Drawing features drawings by Henri Jacobs, Marijn van Kreij, Emma Talbot, Derk Thijs and Toon Verhoef. For some, drawing is a way to put thoughts on paper unfiltered and uncontrolled; drawing as an experimental phase, as a kind of boundless thinking on paper with which drawing is often associated. Others work from a concept or an imposed framework, a need to operate freely within it. But each drawing arises in the fascinating space between direction and chance.
For years Henri Jacobs ( Zandoerle, 1957) made a daily drawing. It became a playful sampling of motifs, structures and patterns, created from a grid that he alternately confirmed or denied. In his wicker works, that structure still plays an important role. But this time it is the result of Jacob's exploration of the relationship between support and image, between two- and three-dimensionality, and between front and back. In his paperweaves of strips of colored paper, reproductions and book pages, he pairs images. For example, “Bastard Angel” is a cross between the reproduction of Dürer's angel Melencolia and Paul Klee's angel Angelus Novus. Shredded or more so, “pixelated,” they appear on both sides of the fabric. Abstract and difficult to fathom and, precisely because of this, closer to what an angel can be. Because Jacobs also plays with the rhythm of warp and weft in the process, each work is yet another exciting grid.

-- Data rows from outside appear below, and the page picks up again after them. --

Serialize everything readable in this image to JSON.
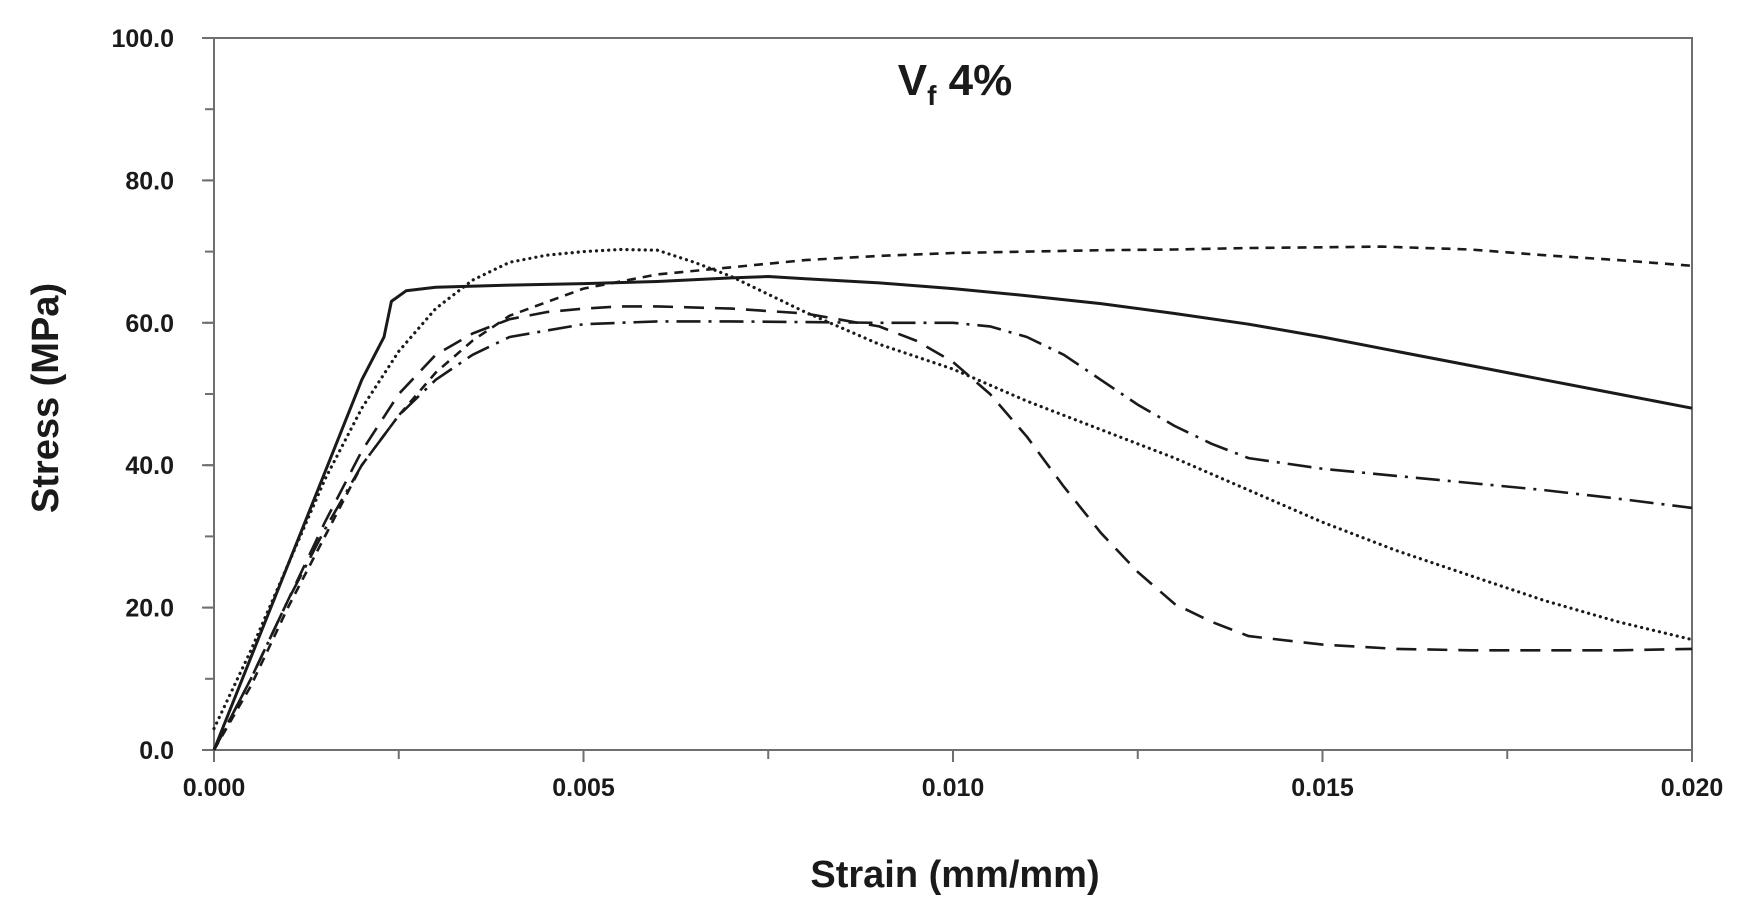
{
  "chart_data": {
    "type": "line",
    "title": {
      "main": "V",
      "subscript": "f",
      "rest": " 4%"
    },
    "xlabel": "Strain (mm/mm)",
    "ylabel": "Stress (MPa)",
    "xlim": [
      0,
      0.02
    ],
    "ylim": [
      0,
      100
    ],
    "xticks": [
      0,
      0.005,
      0.01,
      0.015,
      0.02
    ],
    "xtick_labels": [
      "0.000",
      "0.005",
      "0.010",
      "0.015",
      "0.020"
    ],
    "yticks": [
      0,
      20,
      40,
      60,
      80,
      100
    ],
    "ytick_labels": [
      "0.0",
      "20.0",
      "40.0",
      "60.0",
      "80.0",
      "100.0"
    ],
    "x_minor_step": 0.0025,
    "y_minor_step": 10,
    "grid": false,
    "legend": "none",
    "series": [
      {
        "name": "solid",
        "style": "solid",
        "x": [
          0,
          0.0005,
          0.001,
          0.0015,
          0.002,
          0.0023,
          0.0024,
          0.0026,
          0.003,
          0.004,
          0.005,
          0.006,
          0.007,
          0.0075,
          0.008,
          0.009,
          0.01,
          0.011,
          0.012,
          0.013,
          0.014,
          0.015,
          0.016,
          0.017,
          0.018,
          0.019,
          0.02
        ],
        "y": [
          0,
          13,
          26,
          39,
          52,
          58,
          63,
          64.5,
          65,
          65.3,
          65.5,
          65.8,
          66.3,
          66.5,
          66.2,
          65.6,
          64.8,
          63.8,
          62.7,
          61.3,
          59.8,
          58,
          56,
          54,
          52,
          50,
          48
        ]
      },
      {
        "name": "short-dash",
        "style": "short-dash",
        "x": [
          0,
          0.0005,
          0.001,
          0.0015,
          0.002,
          0.0025,
          0.003,
          0.0035,
          0.004,
          0.005,
          0.006,
          0.007,
          0.008,
          0.009,
          0.01,
          0.011,
          0.012,
          0.013,
          0.014,
          0.015,
          0.0158,
          0.017,
          0.018,
          0.019,
          0.02
        ],
        "y": [
          0,
          9,
          20,
          30,
          40,
          47,
          53,
          57.5,
          61,
          64.8,
          66.8,
          67.8,
          68.8,
          69.4,
          69.8,
          70,
          70.2,
          70.3,
          70.5,
          70.6,
          70.7,
          70.3,
          69.5,
          68.8,
          68
        ]
      },
      {
        "name": "dotted",
        "style": "dotted",
        "x": [
          0,
          0.0005,
          0.001,
          0.0015,
          0.002,
          0.0025,
          0.003,
          0.0035,
          0.004,
          0.0045,
          0.005,
          0.0055,
          0.006,
          0.0065,
          0.007,
          0.008,
          0.009,
          0.01,
          0.011,
          0.012,
          0.013,
          0.014,
          0.015,
          0.016,
          0.017,
          0.018,
          0.019,
          0.02
        ],
        "y": [
          3,
          14,
          26,
          38,
          48,
          56,
          62,
          66,
          68.5,
          69.5,
          70,
          70.3,
          70.2,
          68.5,
          66.5,
          61.5,
          57,
          53.5,
          49,
          45,
          41,
          36.5,
          32,
          28,
          24.5,
          21,
          18,
          15.5
        ]
      },
      {
        "name": "long-dash",
        "style": "long-dash",
        "x": [
          0,
          0.0005,
          0.001,
          0.0015,
          0.002,
          0.0025,
          0.003,
          0.0035,
          0.004,
          0.0045,
          0.005,
          0.0055,
          0.006,
          0.007,
          0.008,
          0.009,
          0.0095,
          0.01,
          0.0105,
          0.011,
          0.0115,
          0.012,
          0.0125,
          0.013,
          0.0135,
          0.014,
          0.015,
          0.016,
          0.017,
          0.018,
          0.019,
          0.02
        ],
        "y": [
          0,
          10,
          21,
          32,
          42,
          50,
          55.5,
          58.5,
          60.5,
          61.5,
          62,
          62.3,
          62.3,
          62,
          61.3,
          59.5,
          57.5,
          54.5,
          50,
          44,
          37,
          30.5,
          25,
          20.5,
          18,
          16,
          14.8,
          14.2,
          14,
          14,
          14,
          14.2
        ]
      },
      {
        "name": "dash-dot",
        "style": "dash-dot",
        "x": [
          0,
          0.0005,
          0.001,
          0.0015,
          0.002,
          0.0025,
          0.003,
          0.0035,
          0.004,
          0.005,
          0.006,
          0.007,
          0.008,
          0.009,
          0.0095,
          0.01,
          0.0105,
          0.011,
          0.0115,
          0.012,
          0.0125,
          0.013,
          0.0135,
          0.014,
          0.015,
          0.016,
          0.017,
          0.018,
          0.019,
          0.02
        ],
        "y": [
          0,
          10,
          21,
          31,
          40,
          47,
          52,
          55.5,
          58,
          59.8,
          60.2,
          60.2,
          60.1,
          60,
          60,
          60,
          59.5,
          58,
          55.5,
          52,
          48.5,
          45.5,
          43,
          41,
          39.5,
          38.5,
          37.5,
          36.5,
          35.3,
          34
        ]
      }
    ]
  }
}
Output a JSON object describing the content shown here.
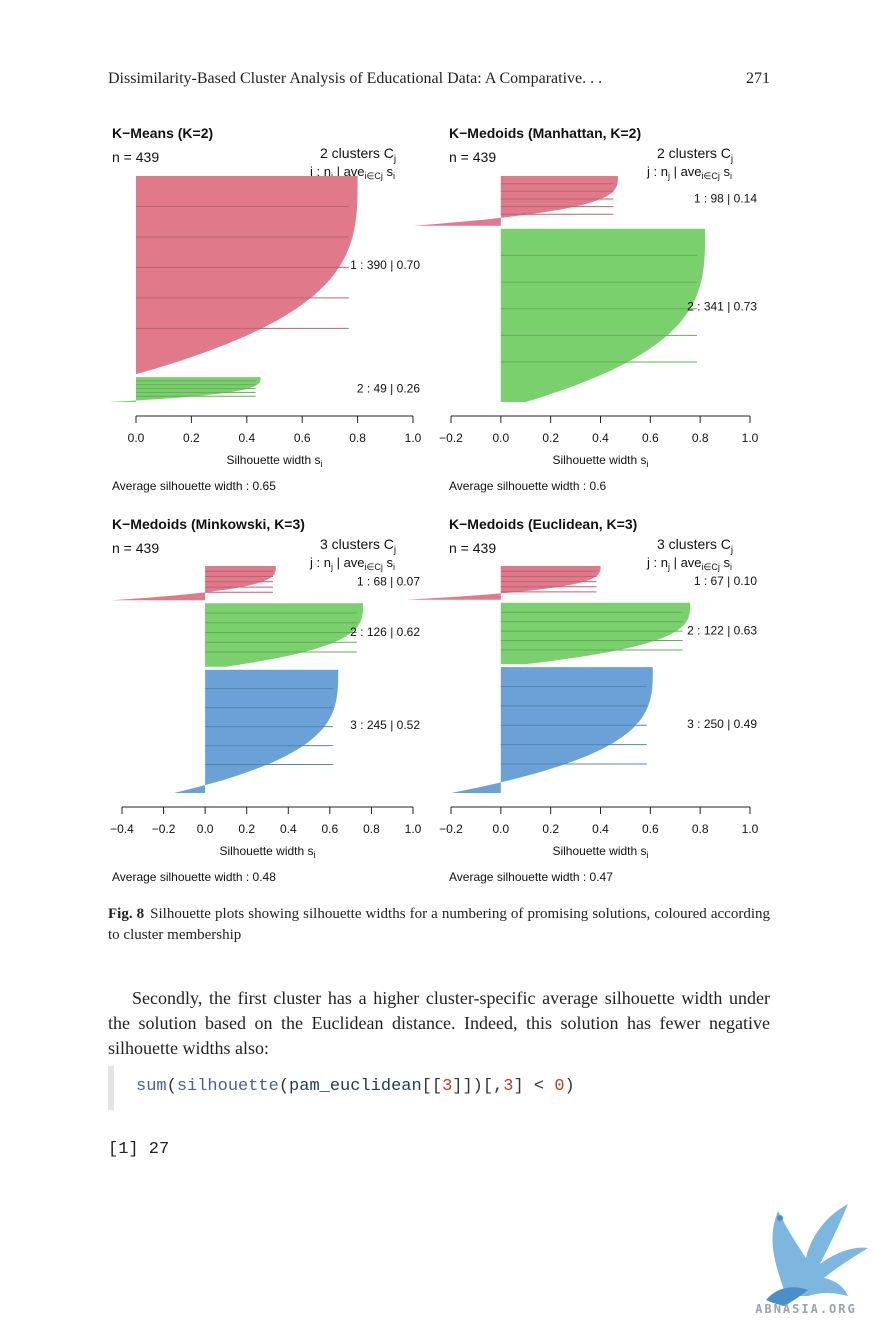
{
  "header": {
    "title": "Dissimilarity-Based Cluster Analysis of Educational Data: A Comparative. . .",
    "page_number": "271"
  },
  "chart_data": [
    {
      "type": "silhouette",
      "title": "K−Means (K=2)",
      "n_label": "n = 439",
      "clusters_label": "2  clusters  C",
      "clusters_sub": "j",
      "header_label": "j :  n",
      "header_mid": " | ave",
      "header_sub": "i∈Cj",
      "header_end": "  s",
      "xlabel": "Silhouette width s",
      "xlim": [
        0.0,
        1.0
      ],
      "ticks": [
        "0.0",
        "0.2",
        "0.4",
        "0.6",
        "0.8",
        "1.0"
      ],
      "tick_values": [
        0.0,
        0.2,
        0.4,
        0.6,
        0.8,
        1.0
      ],
      "average": "Average silhouette width :  0.65",
      "clusters": [
        {
          "id": 1,
          "n": 390,
          "avg": 0.7,
          "max": 0.8,
          "min": 0.0,
          "color": "#e07a8a",
          "label": "1 :   390  |  0.70"
        },
        {
          "id": 2,
          "n": 49,
          "avg": 0.26,
          "max": 0.45,
          "min": -0.1,
          "color": "#7bd06e",
          "label": "2 :   49  |  0.26"
        }
      ]
    },
    {
      "type": "silhouette",
      "title": "K−Medoids (Manhattan, K=2)",
      "n_label": "n = 439",
      "clusters_label": "2  clusters  C",
      "clusters_sub": "j",
      "header_label": "j :  n",
      "header_mid": " | ave",
      "header_sub": "i∈Cj",
      "header_end": "  s",
      "xlabel": "Silhouette width s",
      "xlim": [
        -0.2,
        1.0
      ],
      "ticks": [
        "−0.2",
        "0.0",
        "0.2",
        "0.4",
        "0.6",
        "0.8",
        "1.0"
      ],
      "tick_values": [
        -0.2,
        0.0,
        0.2,
        0.4,
        0.6,
        0.8,
        1.0
      ],
      "average": "Average silhouette width :  0.6",
      "clusters": [
        {
          "id": 1,
          "n": 98,
          "avg": 0.14,
          "max": 0.47,
          "min": -0.35,
          "color": "#e07a8a",
          "label": "1 :   98  |  0.14"
        },
        {
          "id": 2,
          "n": 341,
          "avg": 0.73,
          "max": 0.82,
          "min": 0.1,
          "color": "#7bd06e",
          "label": "2 :   341  |  0.73"
        }
      ]
    },
    {
      "type": "silhouette",
      "title": "K−Medoids (Minkowski, K=3)",
      "n_label": "n = 439",
      "clusters_label": "3  clusters  C",
      "clusters_sub": "j",
      "header_label": "j :  n",
      "header_mid": " | ave",
      "header_sub": "i∈Cj",
      "header_end": "  s",
      "xlabel": "Silhouette width s",
      "xlim": [
        -0.4,
        1.0
      ],
      "ticks": [
        "−0.4",
        "−0.2",
        "0.0",
        "0.2",
        "0.4",
        "0.6",
        "0.8",
        "1.0"
      ],
      "tick_values": [
        -0.4,
        -0.2,
        0.0,
        0.2,
        0.4,
        0.6,
        0.8,
        1.0
      ],
      "average": "Average silhouette width :  0.48",
      "clusters": [
        {
          "id": 1,
          "n": 68,
          "avg": 0.07,
          "max": 0.34,
          "min": -0.45,
          "color": "#e07a8a",
          "label": "1 :   68  |  0.07"
        },
        {
          "id": 2,
          "n": 126,
          "avg": 0.62,
          "max": 0.76,
          "min": 0.1,
          "color": "#7bd06e",
          "label": "2 :   126  |  0.62"
        },
        {
          "id": 3,
          "n": 245,
          "avg": 0.52,
          "max": 0.64,
          "min": -0.15,
          "color": "#6aa1d6",
          "label": "3 :   245  |  0.52"
        }
      ]
    },
    {
      "type": "silhouette",
      "title": "K−Medoids (Euclidean, K=3)",
      "n_label": "n = 439",
      "clusters_label": "3  clusters  C",
      "clusters_sub": "j",
      "header_label": "j :  n",
      "header_mid": " | ave",
      "header_sub": "i∈Cj",
      "header_end": "  s",
      "xlabel": "Silhouette width s",
      "xlim": [
        -0.2,
        1.0
      ],
      "ticks": [
        "−0.2",
        "0.0",
        "0.2",
        "0.4",
        "0.6",
        "0.8",
        "1.0"
      ],
      "tick_values": [
        -0.2,
        0.0,
        0.2,
        0.4,
        0.6,
        0.8,
        1.0
      ],
      "average": "Average silhouette width :  0.47",
      "clusters": [
        {
          "id": 1,
          "n": 67,
          "avg": 0.1,
          "max": 0.4,
          "min": -0.38,
          "color": "#e07a8a",
          "label": "1 :   67  |  0.10"
        },
        {
          "id": 2,
          "n": 122,
          "avg": 0.63,
          "max": 0.76,
          "min": 0.1,
          "color": "#7bd06e",
          "label": "2 :   122  |  0.63"
        },
        {
          "id": 3,
          "n": 250,
          "avg": 0.49,
          "max": 0.61,
          "min": -0.2,
          "color": "#6aa1d6",
          "label": "3 :   250  |  0.49"
        }
      ]
    }
  ],
  "caption": {
    "label": "Fig. 8",
    "text": "Silhouette plots showing silhouette widths for a numbering of promising solutions, coloured according to cluster membership"
  },
  "paragraph": "Secondly, the first cluster has a higher cluster-specific average silhouette width under the solution based on the Euclidean distance. Indeed, this solution has fewer negative silhouette widths also:",
  "code": {
    "fn1": "sum",
    "fn2": "silhouette",
    "var": "pam_euclidean",
    "num1": "3",
    "num2": "3",
    "num3": "0",
    "full": "sum(silhouette(pam_euclidean[[3]])[,3] < 0)"
  },
  "output": "[1] 27",
  "logo_text": "ABNASIA.ORG"
}
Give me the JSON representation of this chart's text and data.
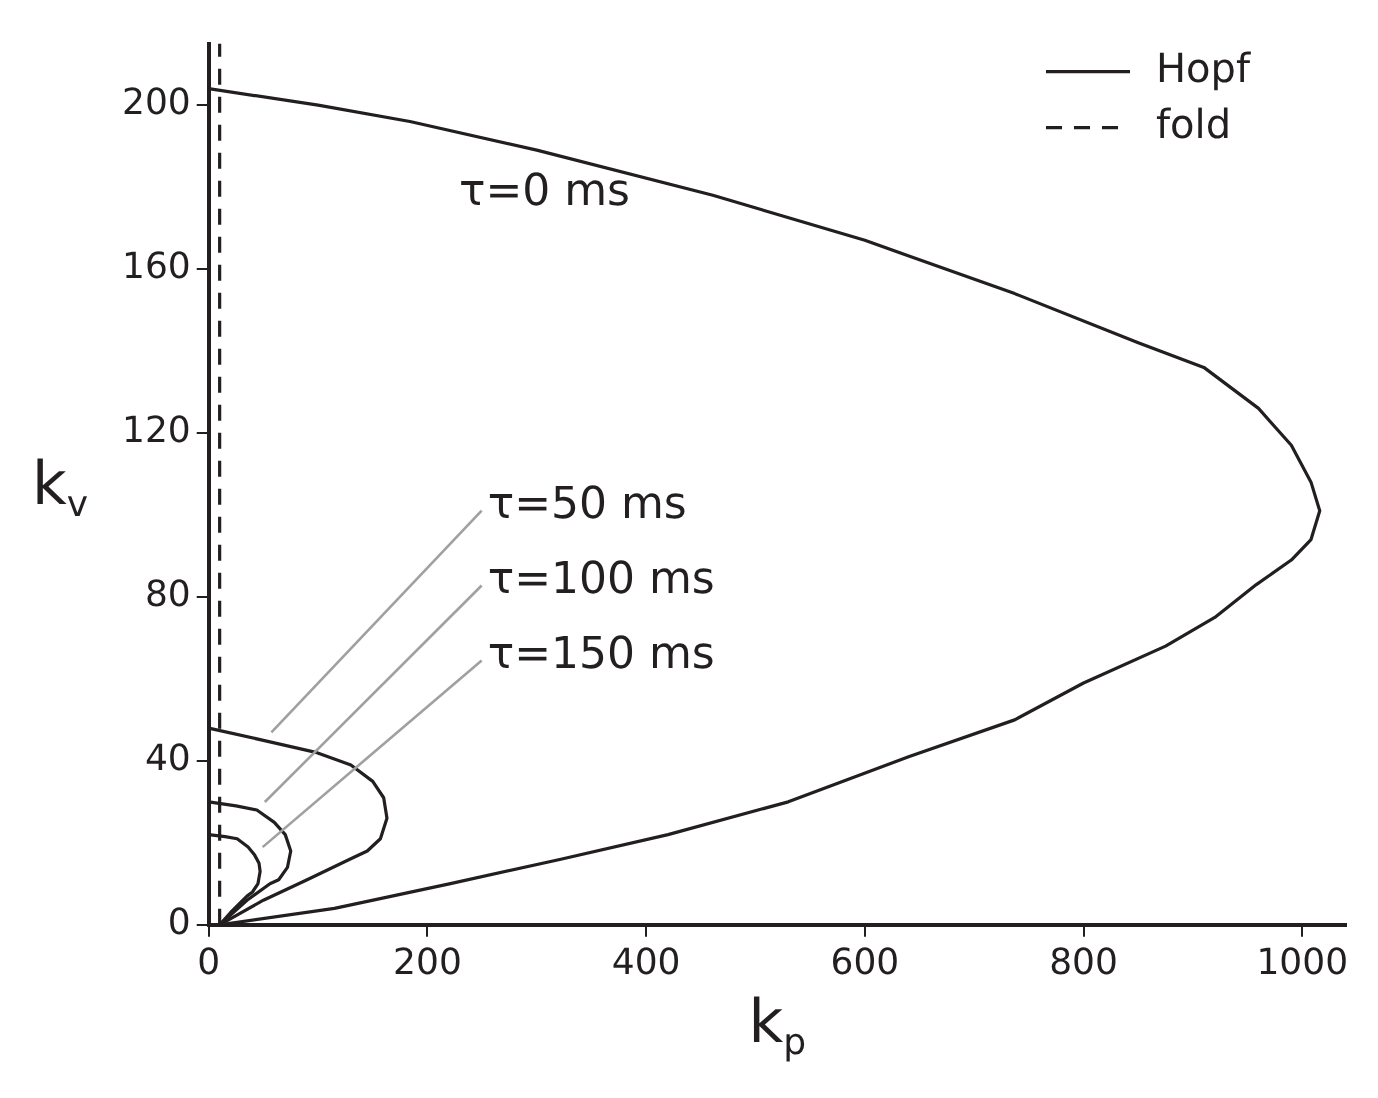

Marijn van Kreij (Middelrode, 1978) bases his work mostly on existing images: from works of art and cartoons to book covers and record sleeves. In his studio he studies them, sometimes drawing them over and over again to get a grip on them or combining them in collages with pieces of text. For Untitled (Philip Guston, Untitled, 1958) Van Kreij started from a drawing by Philip Guston, an image “that hangs between form and writing” and intrigues him because it is based on a representation that is no longer reducible. It could be a still life, but also a landscape or something completely different. In the process, the artist loses himself in the act of drawing itself. Van Kreij seems to explore all the possibilities in the various drawings, so that new images and patterns constantly present themselves.
In the work of Derk Thijs (Amsterdam, 1977) everything is connected. Foreground and background, space and light, man, nature and environment: they are interrelated and equal to one another. Thijs' images often escape logic, the here and now and linear perspective, offering an expanded view of reality that slowly unfolds. In one of the watercolors of his kitchen, the incoming light makes everything melt together: the cup on the tabletop, the bench and the kitchen floor, the countertop, the sink... A tranquil image in which matter seems immaterial, dissolved in sunny, flowing abstract color fields. Thijs once described his work as “searching for something closer than the verbal, searching for an image of happiness.”
For Toon Verhoef (Voorburg, 1946), paper is a sanctuary where things lose their meaning. His drawings are trains of thought in which he plays with form, color and light that he literally sneaks in there through transparent layers. In these, Verhoef allows his forms to float, collide, lean and overlap or - almost peevishly - just short of mirroring, in search of a balance at the cutting edge. Sketching is the laboratory of painting. In his drawings, that laboratory phase is visible and the artist as maker is closer than ever.
Drawing forms the basis of Emma Talbot's (Stourbridge, UK, 1969) oeuvre. What begins small and intimate on handmade paper often culminates in digital animations and extensive installations on silk. For Talbot, her drawings visualize her subconscious. They show what moves her whereby pressing issues about feminism, capitalism, technology and our dealings with nature mingle with the transcendent and irrational. In her animation You Are Not the Center (Inside the Animal Mind), she invites you to view the world from an animal perspective. Then an irresistible and almost hypnotic journey unfolds in which Talbot, through her swirling lines, encourages you to be open to the wondrous, instinctive and often incomprehensible power of nature.